In 1954, the U.S. Supreme Court issued its historic decision on Brown v. Board of Education of Topeka, Kansas.  It declared all laws establishing segregated schools to be unconstitutional, and it called for desegregation of all schools in the U.S. In 1957, there were nine black teenagers enrolled at the previously all-white Little Rock Central High School in Little Rock, Arkansas.  They became known as the “Little Rock Nine.”

Plans were made for these nine students to enter the school on September 4th, 1957.  The plan was to have the nine teenagers arrive together, but when the meeting place was changed the night before, 15-year-old Elizabeth Eckford didn’t get the message because her family didn’t have a telephone.  Her family was also uniformed that the school board wanted her parents to accompany her.  As a result, the other eight kids arrived together at the rear entrance of the school.  However, Elizabeth rode a public bus by herself to the segregated school and walked up to the front entrance completely alone.

As she walked toward the school, she was surrounded by a crowd of white armed guards and a mob of 400 angry white people–white students, white parents, and other white men and women who opposed integration.  She did not see any black faces.  The white teenagers chanted “Two, four, six, eight, we ain’t gonna integrate.”  Elizabeth attempted to go into the school through the mob, but was denied entrance by Governor Faubus and the Arkansas National Guard.

Eckford described her experience:  “I stood looking at the school—it looked so big!  Just then the guards let some white students through.
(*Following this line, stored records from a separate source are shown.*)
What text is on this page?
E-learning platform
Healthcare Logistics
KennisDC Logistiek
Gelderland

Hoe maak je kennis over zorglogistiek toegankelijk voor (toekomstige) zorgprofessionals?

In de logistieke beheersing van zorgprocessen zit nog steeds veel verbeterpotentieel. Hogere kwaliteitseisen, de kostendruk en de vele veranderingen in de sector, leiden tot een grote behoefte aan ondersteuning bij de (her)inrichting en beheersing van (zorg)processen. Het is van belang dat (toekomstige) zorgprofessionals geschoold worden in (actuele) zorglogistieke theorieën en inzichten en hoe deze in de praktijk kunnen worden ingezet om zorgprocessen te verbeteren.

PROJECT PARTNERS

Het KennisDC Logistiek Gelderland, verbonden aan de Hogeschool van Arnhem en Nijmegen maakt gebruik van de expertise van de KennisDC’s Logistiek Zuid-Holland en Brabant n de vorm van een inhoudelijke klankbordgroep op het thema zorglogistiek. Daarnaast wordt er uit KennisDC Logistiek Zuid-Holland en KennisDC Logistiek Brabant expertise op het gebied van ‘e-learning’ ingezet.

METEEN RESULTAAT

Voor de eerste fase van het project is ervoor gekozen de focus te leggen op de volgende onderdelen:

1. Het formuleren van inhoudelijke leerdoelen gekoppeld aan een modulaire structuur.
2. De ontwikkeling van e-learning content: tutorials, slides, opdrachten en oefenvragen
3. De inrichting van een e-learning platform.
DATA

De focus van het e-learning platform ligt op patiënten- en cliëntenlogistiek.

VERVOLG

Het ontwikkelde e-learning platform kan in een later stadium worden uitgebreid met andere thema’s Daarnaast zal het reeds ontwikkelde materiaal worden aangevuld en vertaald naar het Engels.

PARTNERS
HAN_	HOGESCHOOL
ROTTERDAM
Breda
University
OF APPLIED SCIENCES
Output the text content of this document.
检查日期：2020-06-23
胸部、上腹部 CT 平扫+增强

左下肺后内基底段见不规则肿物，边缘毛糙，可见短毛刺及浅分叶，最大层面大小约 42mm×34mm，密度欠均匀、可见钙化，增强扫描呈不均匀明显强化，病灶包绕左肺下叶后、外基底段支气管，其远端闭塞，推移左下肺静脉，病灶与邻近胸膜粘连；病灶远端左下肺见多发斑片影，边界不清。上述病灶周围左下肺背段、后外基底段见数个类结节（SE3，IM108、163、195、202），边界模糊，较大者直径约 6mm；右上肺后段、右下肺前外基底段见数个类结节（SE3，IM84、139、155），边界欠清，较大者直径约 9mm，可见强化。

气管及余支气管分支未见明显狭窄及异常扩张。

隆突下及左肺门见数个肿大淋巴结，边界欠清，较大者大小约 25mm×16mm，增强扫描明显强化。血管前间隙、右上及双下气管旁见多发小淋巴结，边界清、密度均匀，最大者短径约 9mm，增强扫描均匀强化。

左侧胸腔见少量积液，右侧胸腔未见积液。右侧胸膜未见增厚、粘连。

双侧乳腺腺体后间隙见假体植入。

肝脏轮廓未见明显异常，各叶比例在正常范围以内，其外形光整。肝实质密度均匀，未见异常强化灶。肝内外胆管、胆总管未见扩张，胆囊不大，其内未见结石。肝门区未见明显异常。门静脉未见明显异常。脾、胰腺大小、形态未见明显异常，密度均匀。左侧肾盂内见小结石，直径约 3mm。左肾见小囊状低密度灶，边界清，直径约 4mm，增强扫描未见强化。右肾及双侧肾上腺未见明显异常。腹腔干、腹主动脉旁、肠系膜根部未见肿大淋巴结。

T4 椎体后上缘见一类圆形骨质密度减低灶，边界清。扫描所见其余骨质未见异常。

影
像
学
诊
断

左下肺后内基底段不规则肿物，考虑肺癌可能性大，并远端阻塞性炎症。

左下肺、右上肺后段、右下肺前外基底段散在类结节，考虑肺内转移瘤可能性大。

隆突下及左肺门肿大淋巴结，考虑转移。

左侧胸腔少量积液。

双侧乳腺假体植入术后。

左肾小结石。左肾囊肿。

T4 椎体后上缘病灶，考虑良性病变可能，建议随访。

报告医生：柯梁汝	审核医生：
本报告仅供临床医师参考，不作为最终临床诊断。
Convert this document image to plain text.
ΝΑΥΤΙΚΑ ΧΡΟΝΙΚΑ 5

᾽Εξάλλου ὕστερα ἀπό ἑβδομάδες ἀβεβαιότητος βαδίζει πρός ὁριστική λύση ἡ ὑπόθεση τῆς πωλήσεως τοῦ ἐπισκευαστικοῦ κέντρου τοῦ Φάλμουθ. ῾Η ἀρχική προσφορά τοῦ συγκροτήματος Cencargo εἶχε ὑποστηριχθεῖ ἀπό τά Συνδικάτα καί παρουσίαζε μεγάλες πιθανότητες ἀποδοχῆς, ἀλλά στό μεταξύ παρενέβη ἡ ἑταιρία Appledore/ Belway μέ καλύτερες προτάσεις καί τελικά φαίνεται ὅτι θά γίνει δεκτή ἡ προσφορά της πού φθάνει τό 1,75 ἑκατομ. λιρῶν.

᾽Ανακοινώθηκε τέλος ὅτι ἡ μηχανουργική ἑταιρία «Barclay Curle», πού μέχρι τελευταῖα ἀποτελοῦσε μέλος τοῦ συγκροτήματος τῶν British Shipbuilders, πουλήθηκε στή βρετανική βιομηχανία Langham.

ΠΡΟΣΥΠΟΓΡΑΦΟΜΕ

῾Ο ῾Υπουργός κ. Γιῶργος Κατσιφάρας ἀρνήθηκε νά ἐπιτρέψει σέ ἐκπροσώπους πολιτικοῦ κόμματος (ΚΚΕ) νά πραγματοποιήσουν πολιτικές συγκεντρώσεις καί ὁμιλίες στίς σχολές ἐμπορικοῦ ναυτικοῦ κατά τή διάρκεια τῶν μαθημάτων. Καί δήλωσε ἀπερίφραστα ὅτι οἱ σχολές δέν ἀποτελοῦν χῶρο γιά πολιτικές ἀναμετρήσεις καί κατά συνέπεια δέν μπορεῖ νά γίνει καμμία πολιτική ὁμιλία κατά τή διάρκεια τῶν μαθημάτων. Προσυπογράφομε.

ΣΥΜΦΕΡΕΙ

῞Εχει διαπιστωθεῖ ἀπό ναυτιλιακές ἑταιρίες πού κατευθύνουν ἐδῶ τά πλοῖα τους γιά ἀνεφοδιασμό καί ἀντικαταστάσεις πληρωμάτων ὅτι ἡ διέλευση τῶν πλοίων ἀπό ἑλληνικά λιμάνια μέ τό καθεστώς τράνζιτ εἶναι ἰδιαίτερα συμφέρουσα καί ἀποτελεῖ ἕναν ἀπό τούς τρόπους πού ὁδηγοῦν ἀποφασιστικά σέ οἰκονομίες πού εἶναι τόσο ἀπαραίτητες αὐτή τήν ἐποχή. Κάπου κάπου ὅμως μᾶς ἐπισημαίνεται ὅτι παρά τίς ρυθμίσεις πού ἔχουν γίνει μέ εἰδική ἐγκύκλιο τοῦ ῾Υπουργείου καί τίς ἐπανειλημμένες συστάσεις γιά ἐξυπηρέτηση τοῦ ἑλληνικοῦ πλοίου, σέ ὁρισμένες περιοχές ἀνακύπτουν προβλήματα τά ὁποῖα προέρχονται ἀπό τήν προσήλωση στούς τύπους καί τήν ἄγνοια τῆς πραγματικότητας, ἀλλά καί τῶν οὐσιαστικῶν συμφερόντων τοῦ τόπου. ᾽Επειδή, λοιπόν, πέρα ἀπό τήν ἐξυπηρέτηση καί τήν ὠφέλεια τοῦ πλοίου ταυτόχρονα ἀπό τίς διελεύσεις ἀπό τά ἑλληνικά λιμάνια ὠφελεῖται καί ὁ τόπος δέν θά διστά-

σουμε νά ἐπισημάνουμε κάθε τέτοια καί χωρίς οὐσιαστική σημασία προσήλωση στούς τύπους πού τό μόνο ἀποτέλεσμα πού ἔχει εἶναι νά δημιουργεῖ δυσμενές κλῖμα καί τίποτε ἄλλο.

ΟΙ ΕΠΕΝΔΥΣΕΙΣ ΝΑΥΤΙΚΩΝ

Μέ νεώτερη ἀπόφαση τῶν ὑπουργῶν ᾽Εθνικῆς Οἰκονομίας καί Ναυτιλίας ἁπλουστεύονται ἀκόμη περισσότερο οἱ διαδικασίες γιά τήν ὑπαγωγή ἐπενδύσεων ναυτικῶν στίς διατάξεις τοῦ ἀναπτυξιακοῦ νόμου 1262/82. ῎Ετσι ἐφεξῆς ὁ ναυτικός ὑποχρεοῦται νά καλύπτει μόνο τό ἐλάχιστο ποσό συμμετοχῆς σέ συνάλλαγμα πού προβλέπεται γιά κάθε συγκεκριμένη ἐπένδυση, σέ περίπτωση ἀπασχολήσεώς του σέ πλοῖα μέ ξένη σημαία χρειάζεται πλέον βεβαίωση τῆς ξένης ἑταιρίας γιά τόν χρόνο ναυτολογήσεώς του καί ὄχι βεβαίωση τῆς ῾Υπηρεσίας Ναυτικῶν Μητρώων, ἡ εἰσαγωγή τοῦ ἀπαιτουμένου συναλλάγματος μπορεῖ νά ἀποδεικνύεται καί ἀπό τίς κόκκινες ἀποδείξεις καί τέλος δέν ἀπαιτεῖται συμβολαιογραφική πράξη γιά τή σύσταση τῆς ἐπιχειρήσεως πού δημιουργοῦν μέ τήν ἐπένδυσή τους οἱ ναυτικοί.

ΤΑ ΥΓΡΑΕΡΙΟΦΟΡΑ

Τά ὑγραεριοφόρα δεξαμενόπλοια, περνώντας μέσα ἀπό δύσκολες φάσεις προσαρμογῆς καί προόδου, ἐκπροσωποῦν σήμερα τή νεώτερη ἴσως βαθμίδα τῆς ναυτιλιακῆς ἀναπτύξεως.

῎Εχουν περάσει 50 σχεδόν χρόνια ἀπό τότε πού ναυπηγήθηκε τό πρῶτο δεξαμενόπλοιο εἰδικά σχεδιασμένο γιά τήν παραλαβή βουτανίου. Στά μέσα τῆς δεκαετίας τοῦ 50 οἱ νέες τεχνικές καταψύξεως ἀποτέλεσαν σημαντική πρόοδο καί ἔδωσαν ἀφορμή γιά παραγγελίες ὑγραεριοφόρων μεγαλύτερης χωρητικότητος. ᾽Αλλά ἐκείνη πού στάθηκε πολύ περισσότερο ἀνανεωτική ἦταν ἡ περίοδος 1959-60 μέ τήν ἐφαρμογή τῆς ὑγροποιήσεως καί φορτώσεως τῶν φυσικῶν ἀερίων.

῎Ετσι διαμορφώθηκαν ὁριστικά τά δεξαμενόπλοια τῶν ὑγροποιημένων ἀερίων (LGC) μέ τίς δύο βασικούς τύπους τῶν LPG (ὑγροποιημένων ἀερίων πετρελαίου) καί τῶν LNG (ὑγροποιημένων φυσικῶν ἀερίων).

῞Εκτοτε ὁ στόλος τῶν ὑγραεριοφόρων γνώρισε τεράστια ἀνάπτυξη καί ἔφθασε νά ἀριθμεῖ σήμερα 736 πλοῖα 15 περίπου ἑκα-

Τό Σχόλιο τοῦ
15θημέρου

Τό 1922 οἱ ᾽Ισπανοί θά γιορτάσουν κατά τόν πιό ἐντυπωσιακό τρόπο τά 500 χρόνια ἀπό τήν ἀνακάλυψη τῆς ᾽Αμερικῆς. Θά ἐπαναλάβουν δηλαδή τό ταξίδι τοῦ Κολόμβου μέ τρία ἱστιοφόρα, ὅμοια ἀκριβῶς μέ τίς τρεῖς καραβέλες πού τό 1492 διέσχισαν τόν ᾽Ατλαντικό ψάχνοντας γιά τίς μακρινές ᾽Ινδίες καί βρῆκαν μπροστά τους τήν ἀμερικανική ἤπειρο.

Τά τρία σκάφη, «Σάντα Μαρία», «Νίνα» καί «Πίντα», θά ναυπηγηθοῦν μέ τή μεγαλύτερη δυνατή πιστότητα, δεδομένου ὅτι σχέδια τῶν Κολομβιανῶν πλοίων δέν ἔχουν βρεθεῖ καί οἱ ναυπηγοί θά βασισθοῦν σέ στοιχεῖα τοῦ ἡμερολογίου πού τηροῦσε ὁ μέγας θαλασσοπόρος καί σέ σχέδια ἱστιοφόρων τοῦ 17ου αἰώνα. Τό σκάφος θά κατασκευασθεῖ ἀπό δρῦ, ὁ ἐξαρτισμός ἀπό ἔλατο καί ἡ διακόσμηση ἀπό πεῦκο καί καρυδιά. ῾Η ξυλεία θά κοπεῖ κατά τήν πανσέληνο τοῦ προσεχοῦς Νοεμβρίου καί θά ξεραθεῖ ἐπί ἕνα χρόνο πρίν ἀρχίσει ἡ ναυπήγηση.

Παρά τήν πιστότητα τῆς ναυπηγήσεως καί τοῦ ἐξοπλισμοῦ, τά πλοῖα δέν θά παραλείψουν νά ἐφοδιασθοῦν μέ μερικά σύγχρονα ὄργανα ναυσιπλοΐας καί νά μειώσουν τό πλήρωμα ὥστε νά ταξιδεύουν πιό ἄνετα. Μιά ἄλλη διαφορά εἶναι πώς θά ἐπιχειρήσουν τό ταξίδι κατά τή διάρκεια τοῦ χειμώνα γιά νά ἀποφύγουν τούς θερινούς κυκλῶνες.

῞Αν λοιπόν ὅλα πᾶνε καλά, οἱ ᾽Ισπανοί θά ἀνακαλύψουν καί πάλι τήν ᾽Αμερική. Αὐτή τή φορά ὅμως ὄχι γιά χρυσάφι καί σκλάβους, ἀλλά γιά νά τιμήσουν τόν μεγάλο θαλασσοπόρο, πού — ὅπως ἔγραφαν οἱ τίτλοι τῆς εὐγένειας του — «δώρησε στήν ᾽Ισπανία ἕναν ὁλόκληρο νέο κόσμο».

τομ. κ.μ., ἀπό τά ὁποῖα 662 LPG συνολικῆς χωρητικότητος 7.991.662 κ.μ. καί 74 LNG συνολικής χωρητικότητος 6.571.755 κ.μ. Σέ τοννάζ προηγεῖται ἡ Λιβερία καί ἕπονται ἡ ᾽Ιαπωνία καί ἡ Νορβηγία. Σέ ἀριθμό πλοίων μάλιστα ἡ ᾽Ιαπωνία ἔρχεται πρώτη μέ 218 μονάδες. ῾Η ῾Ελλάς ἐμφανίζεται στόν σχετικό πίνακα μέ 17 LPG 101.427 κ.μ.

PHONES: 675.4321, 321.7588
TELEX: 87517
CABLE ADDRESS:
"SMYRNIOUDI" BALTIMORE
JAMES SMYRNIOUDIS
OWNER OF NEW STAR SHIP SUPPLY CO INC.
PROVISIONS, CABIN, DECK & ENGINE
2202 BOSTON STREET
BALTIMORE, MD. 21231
The crowd was quiet. I guess they were waiting to see what was going to happen.  When I was able to steady my knees, I walked up to the guard who had let the white students in.  He didn’t move.  When I tried to squeeze past him, he raised his bayonet and then the other guards moved in and they raised their bayonets.  They glared at me with a mean look and I was very frightened and didn’t know what to do. I turned around and the crowd came toward me.  They moved closer and closer.  Somebody started yelling, ‘Drag her over this tree! Let’s take care of that nigger!'”

Eckford ran to a bus bench at the end of the block. Once Eckford got to the bus stop, she couldn’t stop crying.  A reporter, Benjamin Fine, having in mind his own 15-year-old daughter, sat down next to Eckford.  He tried to comfort her and told her, “Don’t let them see you cry.”  Soon, she was also protected by a white woman (or an angel) named Grace Lorch who escorted her onto a city bus.

On September 23rd, the Little Rock Nine tried to enter the school again but this time there was a mob of about 1,000 whites.  The next day, President Eisenhower took control of the Arkansas National Guard, and authorized the 101st Airborne Division of the U.S. Army to escort them into the school.  Soldiers were deployed at the school for the entirety of the school year, although they were unable to prevent incidents of violence against the group inside, such as Eckford being thrown down a flight of stairs.

So, Elizabeth had been outnumbered about 400-to-1.  Her opposition included an armed military, as well as activists that threatened to lynch her and who threw her down a flight of stairs.  Every day she endured racial slurs, threats, and physical violence.  We all know how mean teenagers can be when they decide to bully helpless victims, but few of us have ever endured bullying like Elizabeth did. Yet she would not be denied her right to an education.   What courage!